- Ethereum’s L1 transaction revenue has dropped to $100,000 due to record-low gas fees, making transactions cheaper but reducing fee-generated burns and increasing ETH supply.
- While this benefits L2 networks like Arbitrum and Base, it raises concerns about Ethereum’s long-term revenue model and sustainability.
Ethereum’s Layer 1 (L1) network has seen a significant decline in transaction revenue, with fees from direct transfers dropping to just $100,000 over the past 24 hours. This marks a stark contrast to previous periods when Ethereum transactions were notoriously expensive. While this shift has made the network more accessible, it also raises concerns about Ethereum’s long-term revenue model and sustainability.
Ethereum’s Gas Fees Hit Historic Lows
One of the key reasons for Ethereum’s lower revenue is the dramatic reduction in gas fees. Recent data shows that Ethereum gas prices have dropped below 1 gWei, allowing regular transactions to be processed for as little as $0.02, while decentralized exchange (DEX) swaps cost around $0.28. This is a massive decline from previous highs, where users often had to pay $28 or more for basic operations like token swaps or NFT transactions.
The Impact of Lower Fees on Ethereum’s Activity
The drop in transaction fees coincides with Ethereum trading under $2,000, though the price recently recovered to around $2,069.51. Despite the lower costs, the network has experienced a slowdown in user activity, with weekly active users declining to around 1.8 million. Additionally, meme coins and AI-driven market activities, which previously contributed to high transaction volumes, have cooled down, leading to lower on-chain engagement.
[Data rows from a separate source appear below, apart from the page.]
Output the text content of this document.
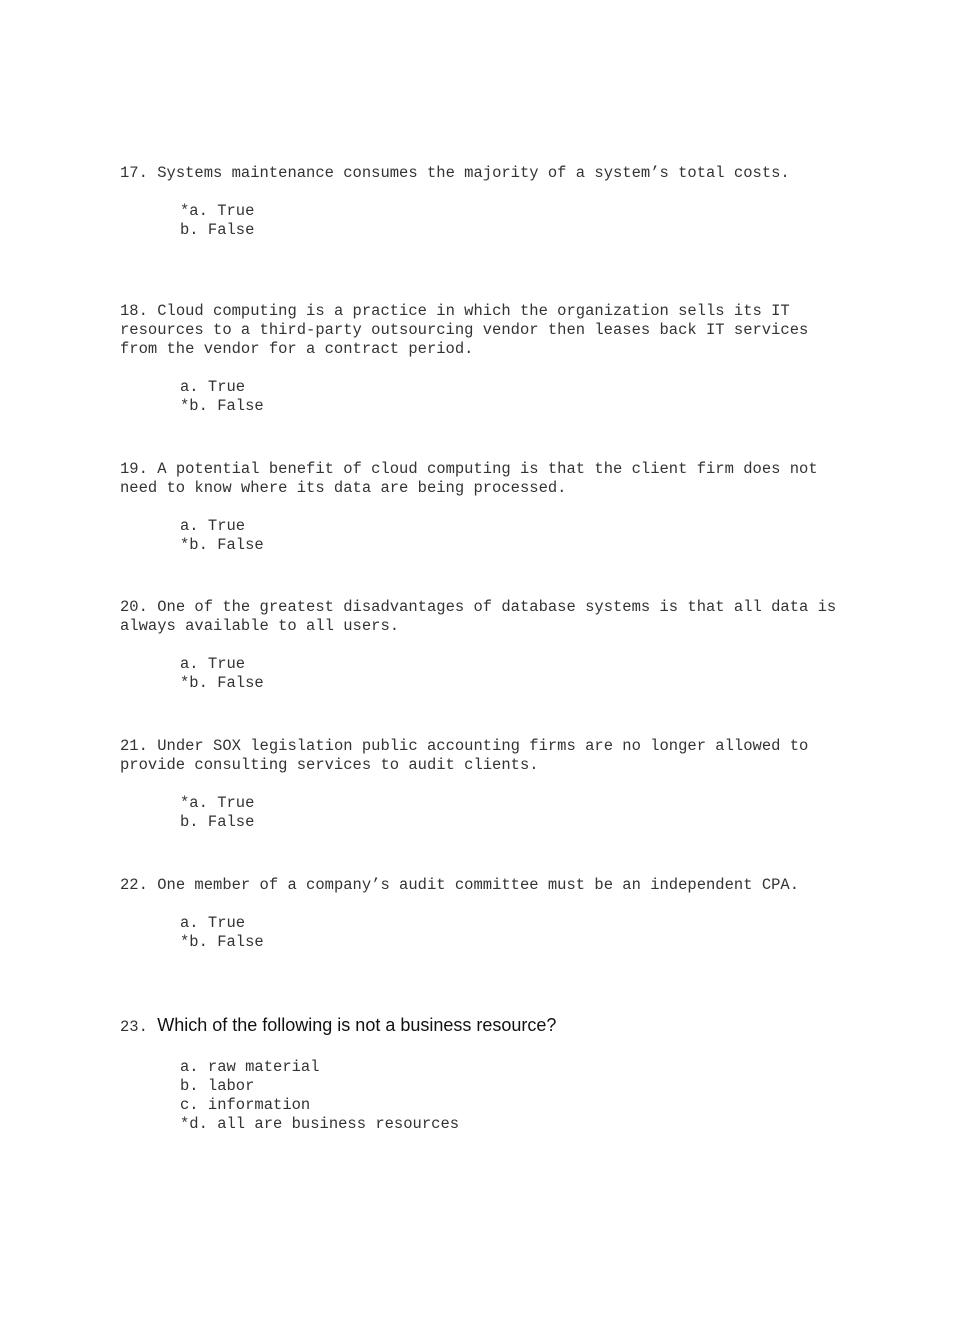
17. Systems maintenance consumes the majority of a system’s total costs.

*a. True
b. False

18. Cloud computing is a practice in which the organization sells its IT resources to a third-party outsourcing vendor then leases back IT services from the vendor for a contract period.

a. True
*b. False

19. A potential benefit of cloud computing is that the client firm does not need to know where its data are being processed.

a. True
*b. False

20. One of the greatest disadvantages of database systems is that all data is always available to all users.

a. True
*b. False

21. Under SOX legislation public accounting firms are no longer allowed to provide consulting services to audit clients.

*a. True
b. False

22. One member of a company’s audit committee must be an independent CPA.

a. True
*b. False

23. Which of the following is not a business resource?

a. raw material
b. labor
c. information
*d. all are business resources
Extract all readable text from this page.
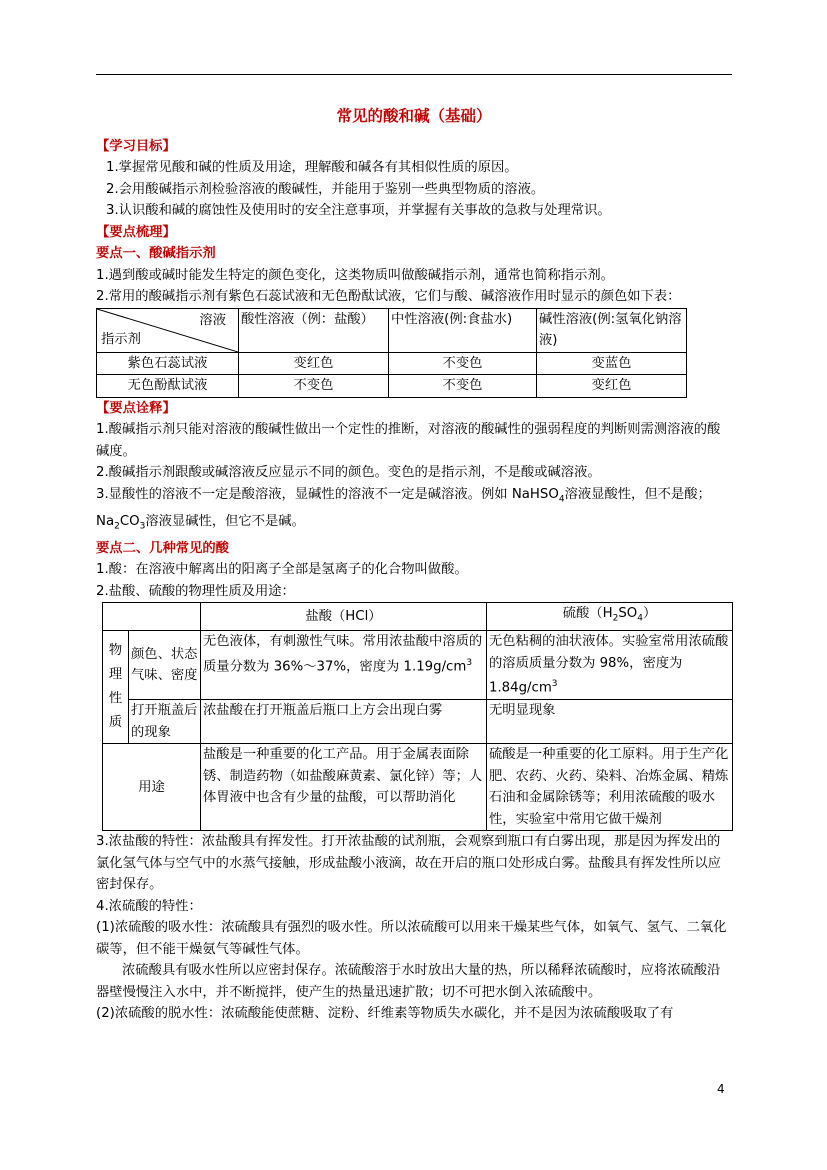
常见的酸和碱（基础）
【学习目标】
1.掌握常见酸和碱的性质及用途，理解酸和碱各有其相似性质的原因。
2.会用酸碱指示剂检验溶液的酸碱性，并能用于鉴别一些典型物质的溶液。
3.认识酸和碱的腐蚀性及使用时的安全注意事项，并掌握有关事故的急救与处理常识。
【要点梳理】
要点一、酸碱指示剂
1.遇到酸或碱时能发生特定的颜色变化，这类物质叫做酸碱指示剂，通常也简称指示剂。
2.常用的酸碱指示剂有紫色石蕊试液和无色酚酞试液，它们与酸、碱溶液作用时显示的颜色如下表：
溶液
指示剂	酸性溶液（例：盐酸）	中性溶液(例:食盐水)	碱性溶液(例:氢氧化钠溶液)
紫色石蕊试液	变红色	不变色	变蓝色
无色酚酞试液	不变色	不变色	变红色
【要点诠释】
1.酸碱指示剂只能对溶液的酸碱性做出一个定性的推断，对溶液的酸碱性的强弱程度的判断则需测溶液的酸碱度。
2.酸碱指示剂跟酸或碱溶液反应显示不同的颜色。变色的是指示剂，不是酸或碱溶液。
3.显酸性的溶液不一定是酸溶液，显碱性的溶液不一定是碱溶液。例如 NaHSO$_4$溶液显酸性，但不是酸；$Na_2CO_3$溶液显碱性，但它不是碱。
要点二、几种常见的酸
1.酸：在溶液中解离出的阳离子全部是氢离子的化合物叫做酸。
2.盐酸、硫酸的物理性质及用途：
		盐酸（HCl）	硫酸$(H_2SO_4)$
物理性质	颜色、状态气味、密度	无色液体，有刺激性气味。常用浓盐酸中溶质的质量分数为 36%～37%，密度为 $1.19g/cm^3$	无色粘稠的油状液体。实验室常用浓硫酸的溶质质量分数为 98%，密度为 $1.84g/cm^3$
	打开瓶盖后的现象	浓盐酸在打开瓶盖后瓶口上方会出现白雾	无明显现象
用途		盐酸是一种重要的化工产品。用于金属表面除锈、制造药物（如盐酸麻黄素、氯化锌）等；人体胃液中也含有少量的盐酸，可以帮助消化	硫酸是一种重要的化工原料。用于生产化肥、农药、火药、染料、冶炼金属、精炼石油和金属除锈等；利用浓硫酸的吸水性，实验室中常用它做干燥剂
3.浓盐酸的特性：浓盐酸具有挥发性。打开浓盐酸的试剂瓶，会观察到瓶口有白雾出现，那是因为挥发出的氯化氢气体与空气中的水蒸气接触，形成盐酸小液滴，故在开启的瓶口处形成白雾。盐酸具有挥发性所以应密封保存。
4.浓硫酸的特性：
(1)浓硫酸的吸水性：浓硫酸具有强烈的吸水性。所以浓硫酸可以用来干燥某些气体，如氧气、氢气、二氧化碳等，但不能干燥氨气等碱性气体。
浓硫酸具有吸水性所以应密封保存。浓硫酸溶于水时放出大量的热，所以稀释浓硫酸时，应将浓硫酸沿器壁慢慢注入水中，并不断搅拌，使产生的热量迅速扩散；切不可把水倒入浓硫酸中。
(2)浓硫酸的脱水性：浓硫酸能使蔗糖、淀粉、纤维素等物质失水碳化，并不是因为浓硫酸吸取了有
4
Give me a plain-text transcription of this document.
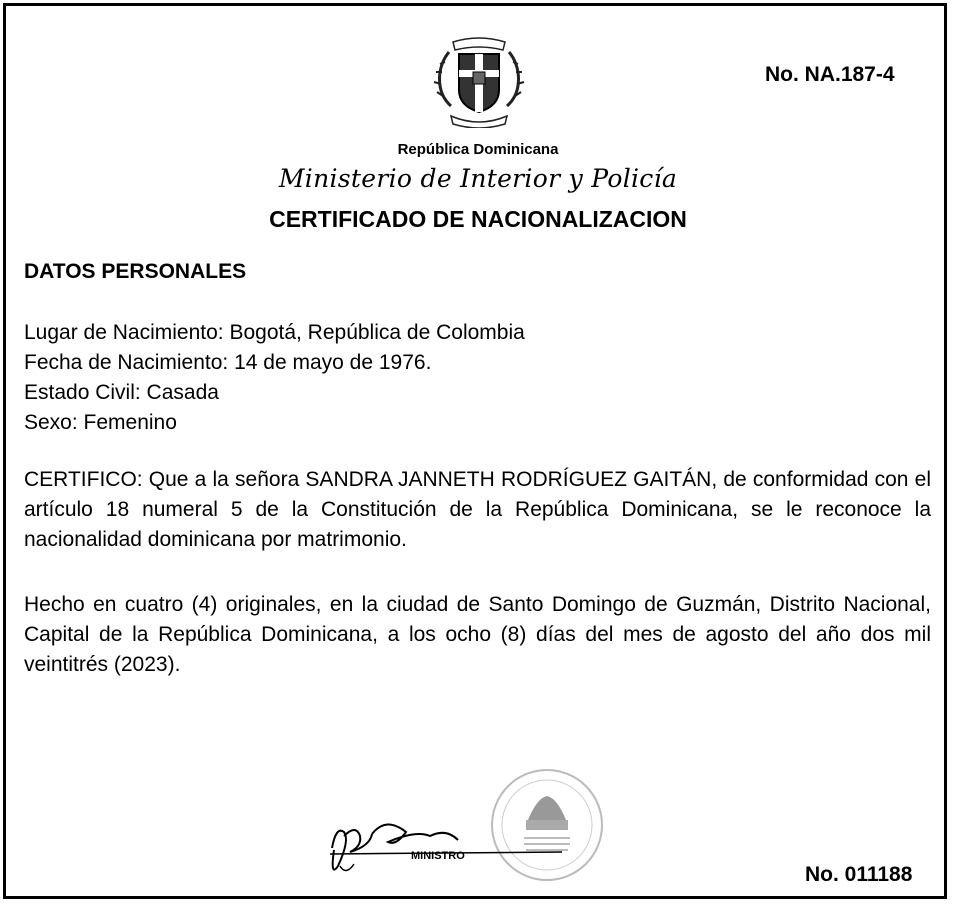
No. NA.187-4
República Dominicana
Ministerio de Interior y Policía
CERTIFICADO DE NACIONALIZACION
DATOS PERSONALES
Lugar de Nacimiento: Bogotá, República de Colombia
Fecha de Nacimiento: 14 de mayo de 1976.
Estado Civil: Casada
Sexo: Femenino
CERTIFICO: Que a la señora SANDRA JANNETH RODRÍGUEZ GAITÁN, de conformidad con el artículo 18 numeral 5 de la Constitución de la República Dominicana, se le reconoce la nacionalidad dominicana por matrimonio.
Hecho en cuatro (4) originales, en la ciudad de Santo Domingo de Guzmán, Distrito Nacional, Capital de la República Dominicana, a los ocho (8) días del mes de agosto del año dos mil veintitrés (2023).
MINISTRO
No. 011188
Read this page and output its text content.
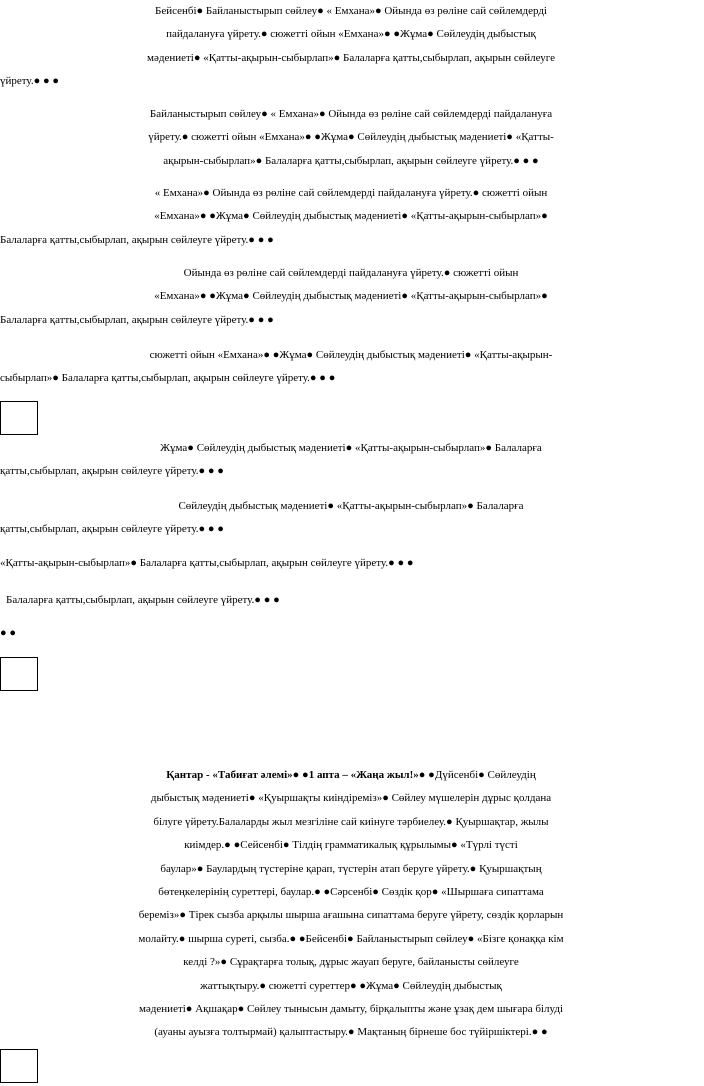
Бейсенбі● Байланыстырып сөйлеу● « Емхана»● Ойында өз рөліне сай сөйлемдерді
пайдалануға үйрету.● сюжетті ойын «Емхана»● ●Жұма● Сөйлеудің дыбыстық
мәдениеті● «Қатты-ақырын-сыбырлап»● Балаларға қатты,сыбырлап, ақырын сөйлеуге
үйрету.● ● ●
Байланыстырып сөйлеу● « Емхана»● Ойында өз рөліне сай сөйлемдерді пайдалануға
үйрету.● сюжетті ойын «Емхана»● ●Жұма● Сөйлеудің дыбыстық мәдениеті● «Қатты-
ақырын-сыбырлап»● Балаларға қатты,сыбырлап, ақырын сөйлеуге үйрету.● ● ●
« Емхана»● Ойында өз рөліне сай сөйлемдерді пайдалануға үйрету.● сюжетті ойын
«Емхана»● ●Жұма● Сөйлеудің дыбыстық мәдениеті● «Қатты-ақырын-сыбырлап»●
Балаларға қатты,сыбырлап, ақырын сөйлеуге үйрету.● ● ●
Ойында өз рөліне сай сөйлемдерді пайдалануға үйрету.● сюжетті ойын
«Емхана»● ●Жұма● Сөйлеудің дыбыстық мәдениеті● «Қатты-ақырын-сыбырлап»●
Балаларға қатты,сыбырлап, ақырын сөйлеуге үйрету.● ● ●
сюжетті ойын «Емхана»● ●Жұма● Сөйлеудің дыбыстық мәдениеті● «Қатты-ақырын-
сыбырлап»● Балаларға қатты,сыбырлап, ақырын сөйлеуге үйрету.● ● ●
Жұма● Сөйлеудің дыбыстық мәдениеті● «Қатты-ақырын-сыбырлап»● Балаларға
қатты,сыбырлап, ақырын сөйлеуге үйрету.● ● ●
Сөйлеудің дыбыстық мәдениеті● «Қатты-ақырын-сыбырлап»● Балаларға
қатты,сыбырлап, ақырын сөйлеуге үйрету.● ● ●
«Қатты-ақырын-сыбырлап»● Балаларға қатты,сыбырлап, ақырын сөйлеуге үйрету.● ● ●
Балаларға қатты,сыбырлап, ақырын сөйлеуге үйрету.● ● ●
● ●
Қантар - «Табиғат әлемі»● ●1 апта – «Жаңа жыл!»● ●Дүйсенбі● Сөйлеудің
дыбыстық мәдениеті● «Қуыршақты киіндіреміз»● Сөйлеу мүшелерін дұрыс қолдана
білуге үйрету.Балаларды жыл мезгіліне сай киінуге тәрбиелеу.● Қуыршақтар, жылы
киімдер.● ●Сейсенбі● Тілдің грамматикалық құрылымы● «Түрлі түсті
баулар»● Баулардың түстеріне қарап, түстерін атап беруге үйрету.● Қуыршақтың
бөтеңкелерінің суреттері, баулар.● ●Сәрсенбі● Сөздік қор● «Шыршаға сипаттама
береміз»● Тірек сызба арқылы шырша ағашына сипаттама беруге үйрету, сөздік қорларын
молайту.● шырша суреті, сызба.● ●Бейсенбі● Байланыстырып сөйлеу● «Бізге қонаққа кім
келді ?»● Сұрақтарға толық, дұрыс жауап беруге, байланысты сөйлеуге
жаттықтыру.● сюжетті суреттер● ●Жұма● Сөйлеудің дыбыстық
мәдениеті● Ақшақар● Сөйлеу тынысын дамыту, бірқалыпты және ұзақ дем шығара білуді
(ауаны ауызға толтырмай) қалыптастыру.● Мақтаның бірнеше бос түйіршіктері.● ●
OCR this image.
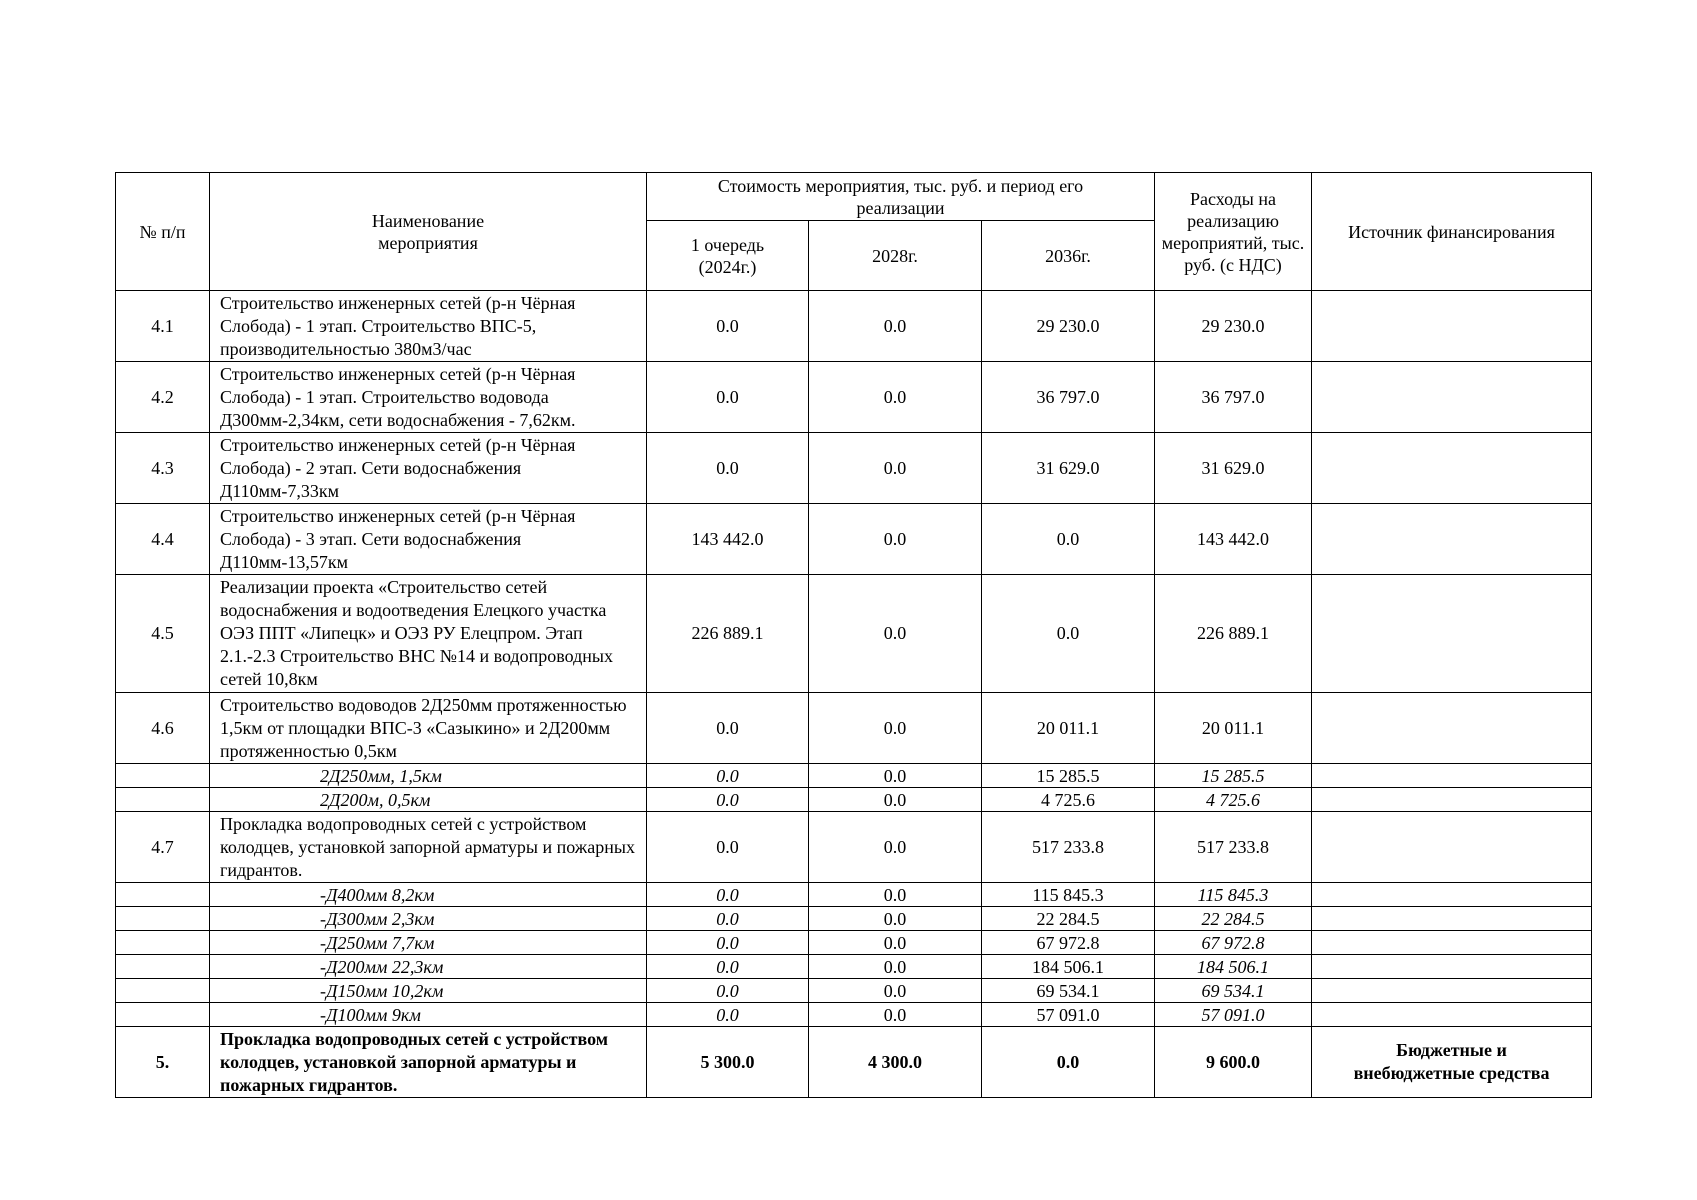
№ п/п	Наименование мероприятия	Стоимость мероприятия, тыс. руб. и период его реализации			Расходы на реализацию мероприятий, тыс. руб. (с НДС)	Источник финансирования
		1 очередь (2024г.)	2028г.	2036г.		
4.1	Строительство инженерных сетей (р-н Чёрная Слобода) - 1 этап. Строительство ВПС-5, производительностью 380м3/час	0.0	0.0	29 230.0	29 230.0	
4.2	Строительство инженерных сетей (р-н Чёрная Слобода) - 1 этап. Строительство водовода Д300мм-2,34км, сети водоснабжения - 7,62км.	0.0	0.0	36 797.0	36 797.0	
4.3	Строительство инженерных сетей (р-н Чёрная Слобода) - 2 этап. Сети водоснабжения Д110мм-7,33км	0.0	0.0	31 629.0	31 629.0	
4.4	Строительство инженерных сетей (р-н Чёрная Слобода) - 3 этап. Сети водоснабжения Д110мм-13,57км	143 442.0	0.0	0.0	143 442.0	
4.5	Реализации проекта «Строительство сетей водоснабжения и водоотведения Елецкого участка ОЭЗ ППТ «Липецк» и ОЭЗ РУ Елецпром. Этап 2.1.-2.3 Строительство ВНС №14 и водопроводных сетей 10,8км	226 889.1	0.0	0.0	226 889.1	
4.6	Строительство водоводов 2Д250мм протяженностью 1,5км от площадки ВПС-3 «Сазыкино» и 2Д200мм протяженностью 0,5км	0.0	0.0	20 011.1	20 011.1	
	2Д250мм, 1,5км	0.0	0.0	15 285.5	15 285.5	
	2Д200м, 0,5км	0.0	0.0	4 725.6	4 725.6	
4.7	Прокладка водопроводных сетей с устройством колодцев, установкой запорной арматуры и пожарных гидрантов.	0.0	0.0	517 233.8	517 233.8	
	-Д400мм 8,2км	0.0	0.0	115 845.3	115 845.3	
	-Д300мм 2,3км	0.0	0.0	22 284.5	22 284.5	
	-Д250мм 7,7км	0.0	0.0	67 972.8	67 972.8	
	-Д200мм 22,3км	0.0	0.0	184 506.1	184 506.1	
	-Д150мм 10,2км	0.0	0.0	69 534.1	69 534.1	
	-Д100мм 9км	0.0	0.0	57 091.0	57 091.0	
5.	Прокладка водопроводных сетей с устройством колодцев, установкой запорной арматуры и пожарных гидрантов.	5 300.0	4 300.0	0.0	9 600.0	Бюджетные и внебюджетные средства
Moreover, with fewer users executing transactions, Ethereum’s transaction burn rate has also plummeted. Currently, ETH transfers burn around 30 ETH daily, while blob fees, which previously burned over 80 ETH in February, now account for just 10 ETH per day. The reduction in burn rate increases Ethereum’s supply, contributing to an annual inflation rate of approximately 0.72%, adding nearly 1 million ETH to circulation.
L2 Networks Benefit at the Expense of Ethereum L1
The lower gas fees have significantly benefited Layer 2 (L2) protocols like Base and Arbitrum. These networks have retained their active user base while enjoying virtually cost-free transactions. As a result, L2 protocols no longer contribute revenue back to Ethereum’s mainnet, further limiting its fee generation. For the first time, major L2 protocols have paid nearly zero blob fees due to Ethereum’s favorable gas conditions.
Cheap Gas Spurs Smart Contract Activity
Despite the challenges, the lower gas fees have revitalized certain smart contract activities. The Lightchain Protocol AI has emerged as the top gas consumer, burning 10.34% of Ethereum’s total gas. Additionally, BC.Game, a popular Ethereum-based casino, has burned around 6% of all gas, overtaking even Tether’s (USDT) contract in activity. However, this trend may be short-lived if gas prices return to previous levels.
While the drop in Ethereum’s L1 revenue signals success in reducing transaction costs, it also raises questions about sustainability. With reduced transaction burns, increasing ETH supply, and revenue shifting to L2 solutions, Ethereum must find new ways to maintain its economic model. Whether this low-fee environment will attract new users or lead to further stagnation remains to be seen.